Bangladesh has mostly flat alluvial plain with hilly land in the east and southeast region. It’s climate is tropical including mild winter (October to March); hot and humid summer (March to June); humid, warm rainy monsoon (June to October). A subtropical monsoon climate with wide seasonal variations in rainfall, moderately warm temperatures, and high humidity are very common in Bangladesh.
Wind blows from the north and northwest in the winter, gently at one to five kilometers per hour in northern and central areas and three to ten kilometers per hour near the coast.

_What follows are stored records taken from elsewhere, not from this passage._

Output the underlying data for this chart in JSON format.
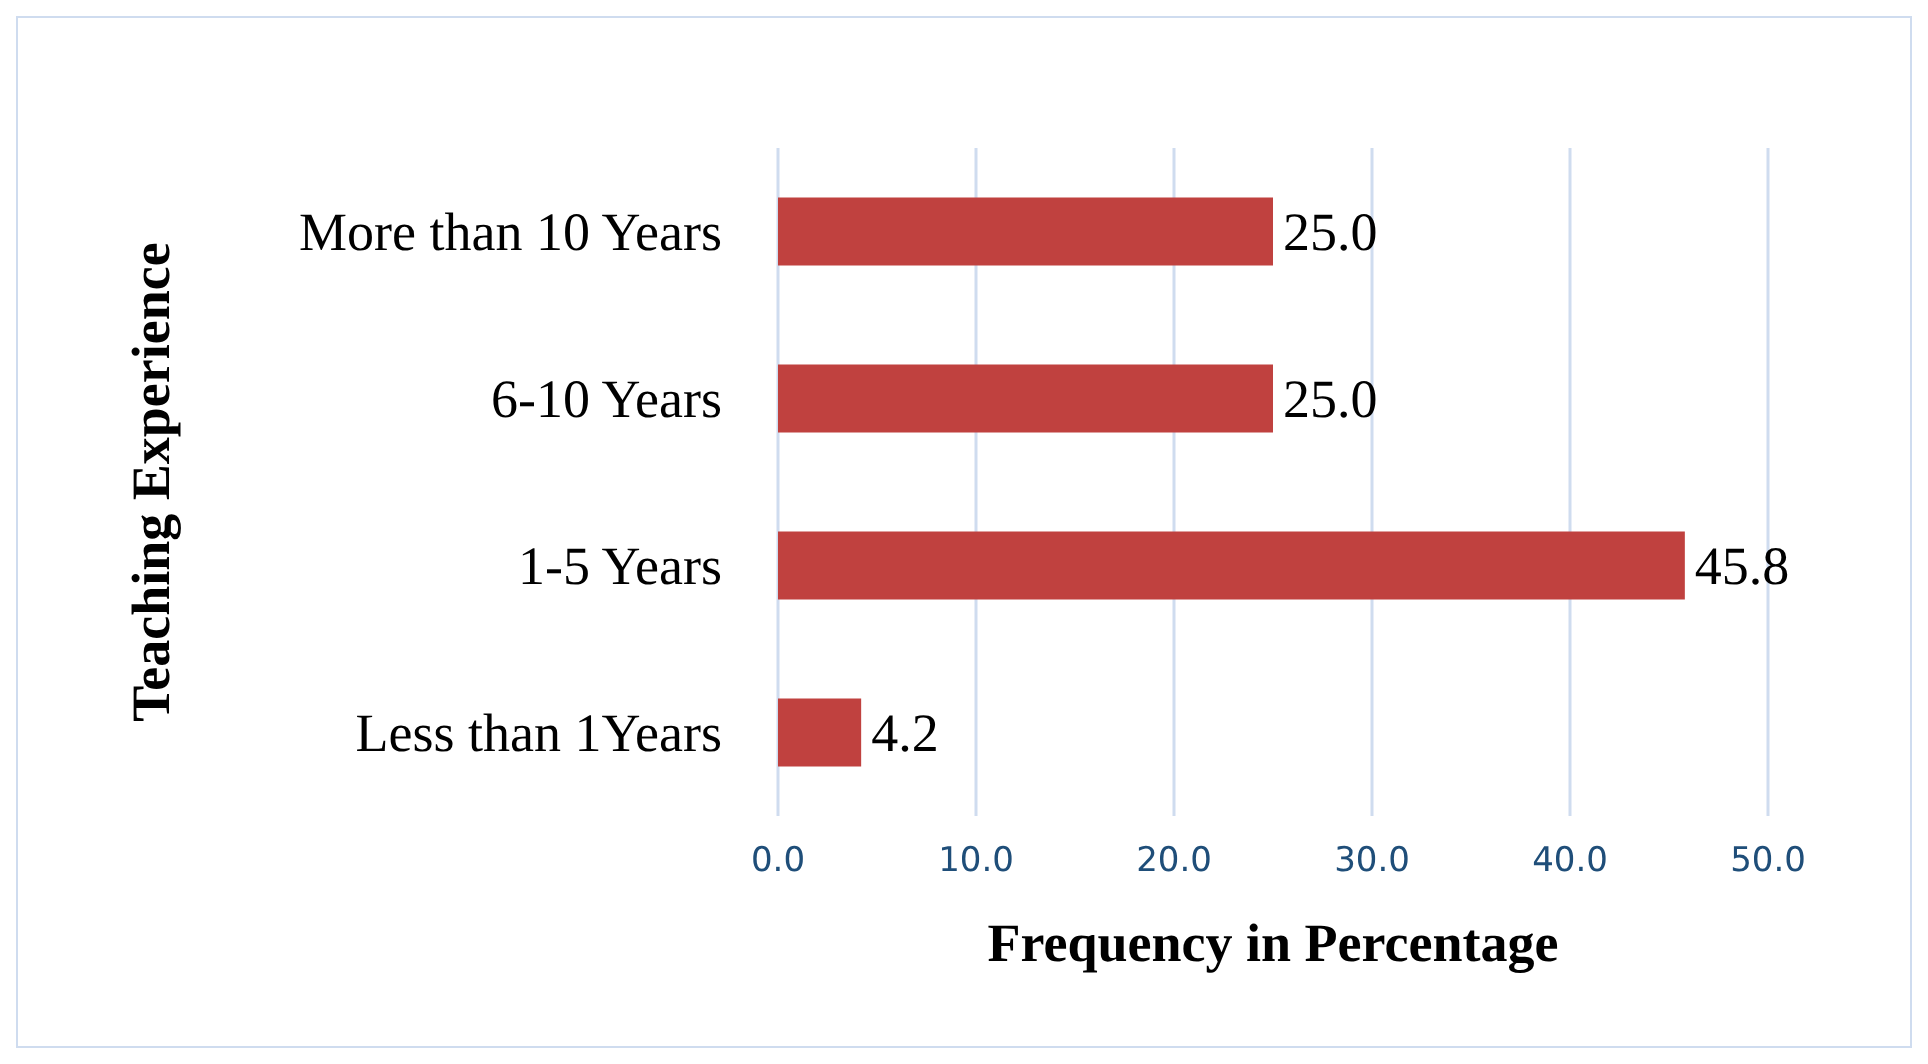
{
  "chart_data": {
    "type": "bar",
    "orientation": "horizontal",
    "xlabel": "Frequency in Percentage",
    "ylabel": "Teaching Experience",
    "categories": [
      "More than 10 Years",
      "6-10 Years",
      "1-5 Years",
      "Less than 1Years"
    ],
    "series": [
      {
        "color": "#c0413f",
        "values": [
          25.0,
          25.0,
          45.8,
          4.2
        ],
        "value_labels": [
          "25.0",
          "25.0",
          "45.8",
          "4.2"
        ]
      }
    ],
    "xlim": [
      0,
      50
    ],
    "xticks": [
      {
        "value": 0,
        "label": "0.0"
      },
      {
        "value": 10,
        "label": "10.0"
      },
      {
        "value": 20,
        "label": "20.0"
      },
      {
        "value": 30,
        "label": "30.0"
      },
      {
        "value": 40,
        "label": "40.0"
      },
      {
        "value": 50,
        "label": "50.0"
      }
    ],
    "grid": "x"
  }
}
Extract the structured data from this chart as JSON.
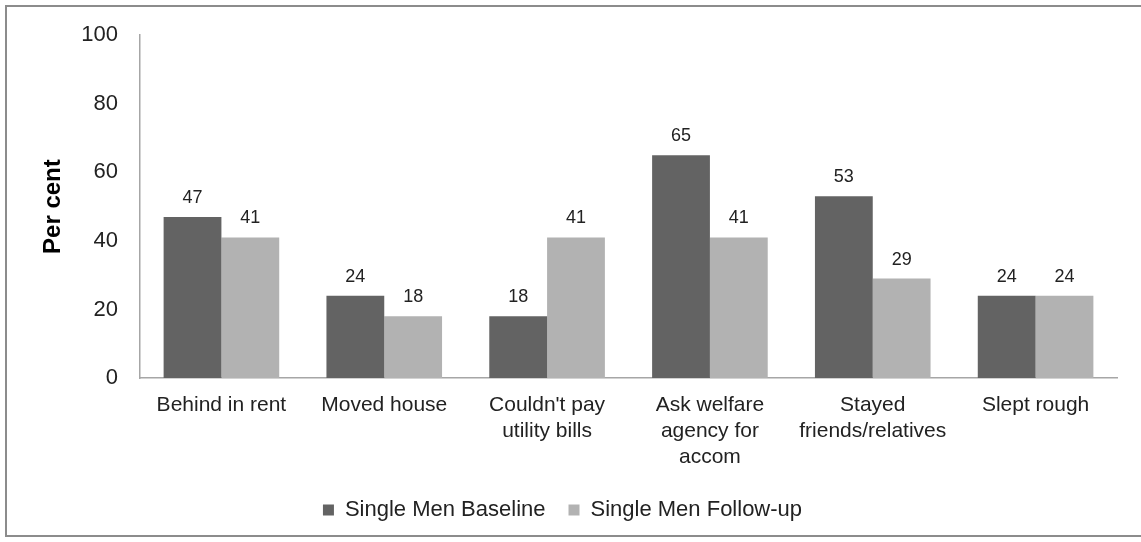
{
  "chart_data": {
    "type": "bar",
    "ylabel": "Per cent",
    "categories": [
      "Behind in rent",
      "Moved house",
      "Couldn't pay utility bills",
      "Ask welfare agency for accom",
      "Stayed friends/relatives",
      "Slept rough"
    ],
    "series": [
      {
        "name": "Single Men Baseline",
        "color": "#636363",
        "values": [
          47,
          24,
          18,
          65,
          53,
          24
        ]
      },
      {
        "name": "Single Men Follow-up",
        "color": "#b2b2b2",
        "values": [
          41,
          18,
          41,
          41,
          29,
          24
        ]
      }
    ],
    "ylim": [
      0,
      100
    ],
    "yticks": [
      0,
      20,
      40,
      60,
      80,
      100
    ],
    "data_labels": true,
    "legend": "bottom"
  }
}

Violent thunderstorms with up to sixty kilometers per hour winds are common during March to May. During the early summer and late monsoon season, southerly winds of more than 160 kilometers per hour cause waves to crest as high as 6 meters in the Bay of Bengal, which turns into severe flooding to coastal areas.
Bangladesh has a large surface water bodies in the form of the major Padma (Ganges), Jamuna (Brahmaputra) and Meghna Rivers and their tributaries. These originate from the Himalaya and northern India. The land is mainly a flat-lying alluvial plain with hill country in the southeast (Chittagong Hill Tracts). Elevation varies from 1230 m in Keokradong (south-east) to sea level (BGS 2001). Much of the land is within 5 to 6 m of mean sea level.